Rubio entame sa tournée dans trois pays d'Amérique latine par la Colombie : il promet de « réparer » les relations bilatérales et pointe ouvertement la Chine
Le secrétaire d'État américain Marco Rubio a entamé mardi une tournée de trois jours en Colombie, en Équateur et au Pérou, promettant de « réparer » les relations avec Bogota après quatre années de gouvernance de gauche en Colombie, et a inscrit « la résistance à l'influence croissante de la Chine » parmi les objectifs de sa visite.
Le secrétaire d'État américain Marco Rubio s'est rendu mardi en Colombie, en Équateur et au Pérou, entamant une tournée de trois jours en Amérique latine, promettant lors de sa première étape de « réparer » les relations bilatérales avec Bogota après quatre années de gouvernance de gauche en Colombie.
Selon France 24, la tournée de Rubio intervient à la suite d'une série d'élections en Amérique latine qui ont porté au pouvoir des dirigeants de droite pro-américains, ouvrant un espace à Washington pour resserrer ses liens sécuritaires et économiques et résister à l'influence croissante de la Chine.
Les trois pays se trouvent au cœur de ce virage politique.

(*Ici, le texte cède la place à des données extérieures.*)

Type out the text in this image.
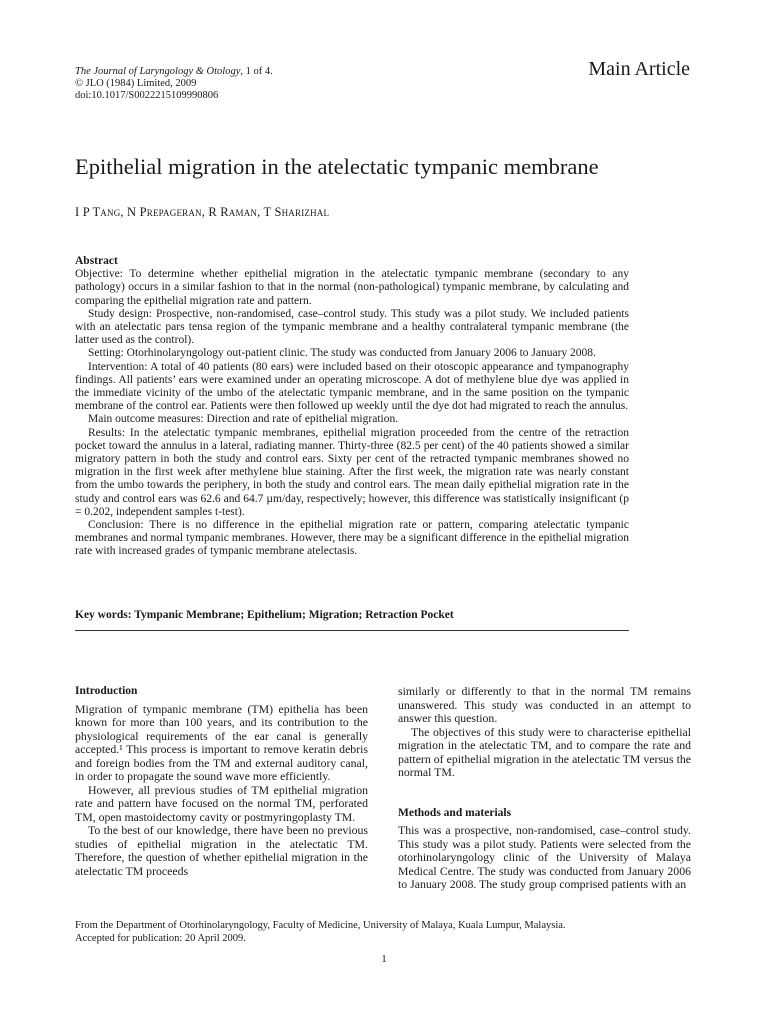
The Journal of Laryngology & Otology, 1 of 4.
© JLO (1984) Limited, 2009
doi:10.1017/S0022215109990806
Main Article
Epithelial migration in the atelectatic tympanic membrane
I P Tang, N Prepageran, R Raman, T Sharizhal
Abstract

Objective: To determine whether epithelial migration in the atelectatic tympanic membrane (secondary to any pathology) occurs in a similar fashion to that in the normal (non-pathological) tympanic membrane, by calculating and comparing the epithelial migration rate and pattern.

Study design: Prospective, non-randomised, case–control study. This study was a pilot study. We included patients with an atelectatic pars tensa region of the tympanic membrane and a healthy contralateral tympanic membrane (the latter used as the control).

Setting: Otorhinolaryngology out-patient clinic. The study was conducted from January 2006 to January 2008.

Intervention: A total of 40 patients (80 ears) were included based on their otoscopic appearance and tympanography findings. All patients’ ears were examined under an operating microscope. A dot of methylene blue dye was applied in the immediate vicinity of the umbo of the atelectatic tympanic membrane, and in the same position on the tympanic membrane of the control ear. Patients were then followed up weekly until the dye dot had migrated to reach the annulus.

Main outcome measures: Direction and rate of epithelial migration.

Results: In the atelectatic tympanic membranes, epithelial migration proceeded from the centre of the retraction pocket toward the annulus in a lateral, radiating manner. Thirty-three (82.5 per cent) of the 40 patients showed a similar migratory pattern in both the study and control ears. Sixty per cent of the retracted tympanic membranes showed no migration in the first week after methylene blue staining. After the first week, the migration rate was nearly constant from the umbo towards the periphery, in both the study and control ears. The mean daily epithelial migration rate in the study and control ears was 62.6 and 64.7 µm/day, respectively; however, this difference was statistically insignificant (p = 0.202, independent samples t-test).

Conclusion: There is no difference in the epithelial migration rate or pattern, comparing atelectatic tympanic membranes and normal tympanic membranes. However, there may be a significant difference in the epithelial migration rate with increased grades of tympanic membrane atelectasis.

Key words: Tympanic Membrane; Epithelium; Migration; Retraction Pocket
Introduction

Migration of tympanic membrane (TM) epithelia has been known for more than 100 years, and its contribution to the physiological requirements of the ear canal is generally accepted.¹ This process is important to remove keratin debris and foreign bodies from the TM and external auditory canal, in order to propagate the sound wave more efficiently.

However, all previous studies of TM epithelial migration rate and pattern have focused on the normal TM, perforated TM, open mastoidectomy cavity or postmyringoplasty TM.

To the best of our knowledge, there have been no previous studies of epithelial migration in the atelectatic TM. Therefore, the question of whether epithelial migration in the atelectatic TM proceeds

similarly or differently to that in the normal TM remains unanswered. This study was conducted in an attempt to answer this question.

The objectives of this study were to characterise epithelial migration in the atelectatic TM, and to compare the rate and pattern of epithelial migration in the atelectatic TM versus the normal TM.

Methods and materials

This was a prospective, non-randomised, case–control study. This study was a pilot study. Patients were selected from the otorhinolaryngology clinic of the University of Malaya Medical Centre. The study was conducted from January 2006 to January 2008. The study group comprised patients with an

From the Department of Otorhinolaryngology, Faculty of Medicine, University of Malaya, Kuala Lumpur, Malaysia.
Accepted for publication: 20 April 2009.
1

Les États-Unis ont publiquement positionné l'Amérique latine comme un front de concurrence face à l'influence chinoise, et l'arrivée au pouvoir de gouvernements de droite pro-américains constitue ainsi un levier pour Washington pour redéployer son agenda régional.
Le terme « réparation » présuppose une rupture : quatre années de gouvernance de gauche sont cadrées comme une déviation à corriger, et non comme un choix politique souverain d'un État. Le reportage de France 24 ne précise pas quels domaines concrets de coopération ou quels engagements financiers impliquerait cette « réparation », et l'identité précise ainsi que les détails politiques du nouveau dirigeant colombien ne sont pas non plus clairement établis dans les informations disponibles.